Rhode Island – Social visits are currently not permitted. We will provide updates when available.
New York – While New York has eased visitation restrictions for skilled nursing facilities, each facility must submit a visitation plan to the Department of Health for review and approval prior to allowing social visits. In addition, buildings must not have a positive COVID-19 case among staff or residents for 28 days before visitation can resume. At this time, none of the New York buildings are allowing visitation. Please check back periodically or call your building for updates.
Preventing social isolation for new skilled nursing residents
For their safety and the safety of other residents, all new residents in our skilled nursing facilities are separated from others in a private room for 14 days. Our team works very hard to ensure residents don’t feel socially isolated. Rehabilitation services are provided in the resident’s room and our staff rounds frequently for safety and wellness checks. Complimentary tv and phone services are provided and all meals are served in the resident’s room. Our interdisciplinary team includes social workers, psychologists and other mental health professionals who can be engaged to support the resident if needed. Virtual visits with family and friends are encouraged and every effort is made to keep our residents active, involved and connected with our team.
According to The Centers for Disease Control and Prevention (CDC), Coronavirus (COVID-19) is an illness caused by a virus that can spread from person to person. The virus that causes COVID-19 is a new type of coronavirus with symptoms ranging from mild (or no symptoms) to severe illness.
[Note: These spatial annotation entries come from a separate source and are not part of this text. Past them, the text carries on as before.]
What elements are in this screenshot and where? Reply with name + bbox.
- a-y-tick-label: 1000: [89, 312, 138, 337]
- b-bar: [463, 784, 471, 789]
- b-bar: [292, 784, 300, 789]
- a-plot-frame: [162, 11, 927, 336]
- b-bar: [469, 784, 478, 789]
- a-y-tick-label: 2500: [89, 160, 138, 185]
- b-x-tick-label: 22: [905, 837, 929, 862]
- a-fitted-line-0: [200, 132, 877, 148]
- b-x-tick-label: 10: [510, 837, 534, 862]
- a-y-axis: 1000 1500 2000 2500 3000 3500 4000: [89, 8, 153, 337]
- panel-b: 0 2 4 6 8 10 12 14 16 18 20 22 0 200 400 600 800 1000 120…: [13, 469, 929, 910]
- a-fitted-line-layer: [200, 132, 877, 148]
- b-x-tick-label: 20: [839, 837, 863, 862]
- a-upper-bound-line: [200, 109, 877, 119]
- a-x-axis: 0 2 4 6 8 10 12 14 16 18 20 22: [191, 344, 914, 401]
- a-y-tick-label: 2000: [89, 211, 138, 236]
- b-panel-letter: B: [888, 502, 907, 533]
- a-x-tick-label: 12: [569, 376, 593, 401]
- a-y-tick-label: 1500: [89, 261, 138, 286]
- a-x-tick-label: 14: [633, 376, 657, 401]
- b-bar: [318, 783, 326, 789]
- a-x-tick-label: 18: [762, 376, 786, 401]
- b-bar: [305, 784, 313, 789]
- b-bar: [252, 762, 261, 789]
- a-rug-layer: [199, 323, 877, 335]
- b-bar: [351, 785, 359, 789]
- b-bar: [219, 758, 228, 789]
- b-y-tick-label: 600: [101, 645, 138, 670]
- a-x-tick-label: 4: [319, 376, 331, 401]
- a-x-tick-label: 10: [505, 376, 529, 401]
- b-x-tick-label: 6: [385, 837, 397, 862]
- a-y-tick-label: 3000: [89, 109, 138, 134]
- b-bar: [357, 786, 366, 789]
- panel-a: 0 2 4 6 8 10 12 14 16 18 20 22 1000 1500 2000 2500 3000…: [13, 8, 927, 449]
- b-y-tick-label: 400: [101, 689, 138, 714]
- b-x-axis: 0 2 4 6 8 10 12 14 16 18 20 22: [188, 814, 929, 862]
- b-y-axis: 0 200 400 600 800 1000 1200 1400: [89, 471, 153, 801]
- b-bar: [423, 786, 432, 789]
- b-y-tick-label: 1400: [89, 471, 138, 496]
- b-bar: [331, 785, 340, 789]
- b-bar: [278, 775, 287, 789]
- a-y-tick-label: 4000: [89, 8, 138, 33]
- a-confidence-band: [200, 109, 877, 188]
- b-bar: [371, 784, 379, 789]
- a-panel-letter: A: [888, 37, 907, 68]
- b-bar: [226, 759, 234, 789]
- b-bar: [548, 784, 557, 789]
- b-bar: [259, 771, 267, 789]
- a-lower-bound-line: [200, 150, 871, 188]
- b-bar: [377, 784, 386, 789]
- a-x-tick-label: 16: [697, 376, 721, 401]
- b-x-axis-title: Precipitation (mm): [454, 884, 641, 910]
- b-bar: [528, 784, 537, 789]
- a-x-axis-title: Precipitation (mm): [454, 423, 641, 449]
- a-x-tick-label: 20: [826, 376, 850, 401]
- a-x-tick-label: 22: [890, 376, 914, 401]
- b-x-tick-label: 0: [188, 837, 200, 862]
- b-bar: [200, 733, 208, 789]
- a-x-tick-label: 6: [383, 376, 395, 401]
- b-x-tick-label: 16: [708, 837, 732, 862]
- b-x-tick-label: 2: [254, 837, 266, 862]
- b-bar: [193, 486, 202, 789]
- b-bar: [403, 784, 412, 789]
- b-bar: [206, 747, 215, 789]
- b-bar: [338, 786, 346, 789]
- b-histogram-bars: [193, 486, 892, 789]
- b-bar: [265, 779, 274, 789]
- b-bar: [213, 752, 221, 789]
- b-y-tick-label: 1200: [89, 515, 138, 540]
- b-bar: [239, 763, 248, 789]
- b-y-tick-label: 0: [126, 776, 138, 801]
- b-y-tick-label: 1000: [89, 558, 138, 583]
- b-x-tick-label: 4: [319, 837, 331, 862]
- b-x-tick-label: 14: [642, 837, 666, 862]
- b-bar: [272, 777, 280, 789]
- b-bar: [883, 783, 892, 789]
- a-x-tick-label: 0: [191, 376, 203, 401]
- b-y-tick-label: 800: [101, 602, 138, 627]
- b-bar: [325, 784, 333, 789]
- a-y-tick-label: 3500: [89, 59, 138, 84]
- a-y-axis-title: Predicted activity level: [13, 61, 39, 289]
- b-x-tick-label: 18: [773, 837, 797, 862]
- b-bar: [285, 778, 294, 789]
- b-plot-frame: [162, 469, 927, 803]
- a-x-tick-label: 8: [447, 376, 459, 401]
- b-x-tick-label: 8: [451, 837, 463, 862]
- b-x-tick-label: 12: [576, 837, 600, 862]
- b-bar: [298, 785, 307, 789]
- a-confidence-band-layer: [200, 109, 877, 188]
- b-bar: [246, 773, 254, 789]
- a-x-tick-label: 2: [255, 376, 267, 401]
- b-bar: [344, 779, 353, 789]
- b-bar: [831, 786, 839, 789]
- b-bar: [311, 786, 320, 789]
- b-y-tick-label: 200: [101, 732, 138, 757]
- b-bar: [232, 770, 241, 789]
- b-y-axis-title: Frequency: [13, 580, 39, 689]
Individuals can become infected by coming into close contact (about 6 feet or two arm lengths) with a person who has COVID-19. You can become infected from respiratory droplets when an infected person coughs, sneezes, or talks and you may also be able to get it by touching a surface or object that has the virus on it, and then by touching your mouth, nose, or eyes.
Symptoms of COVID-19 may appear 2-14 days after exposure to the virus and may include:
- Fever or chills
- Shortness of breath or difficulty breathing
- Muscle or body aches
- New loss of taste or smell
- Sore throat
- Congestion or runny nose
- Nausea or vomiting
If you experience any of these symptoms, contact your primary care provider for guidance.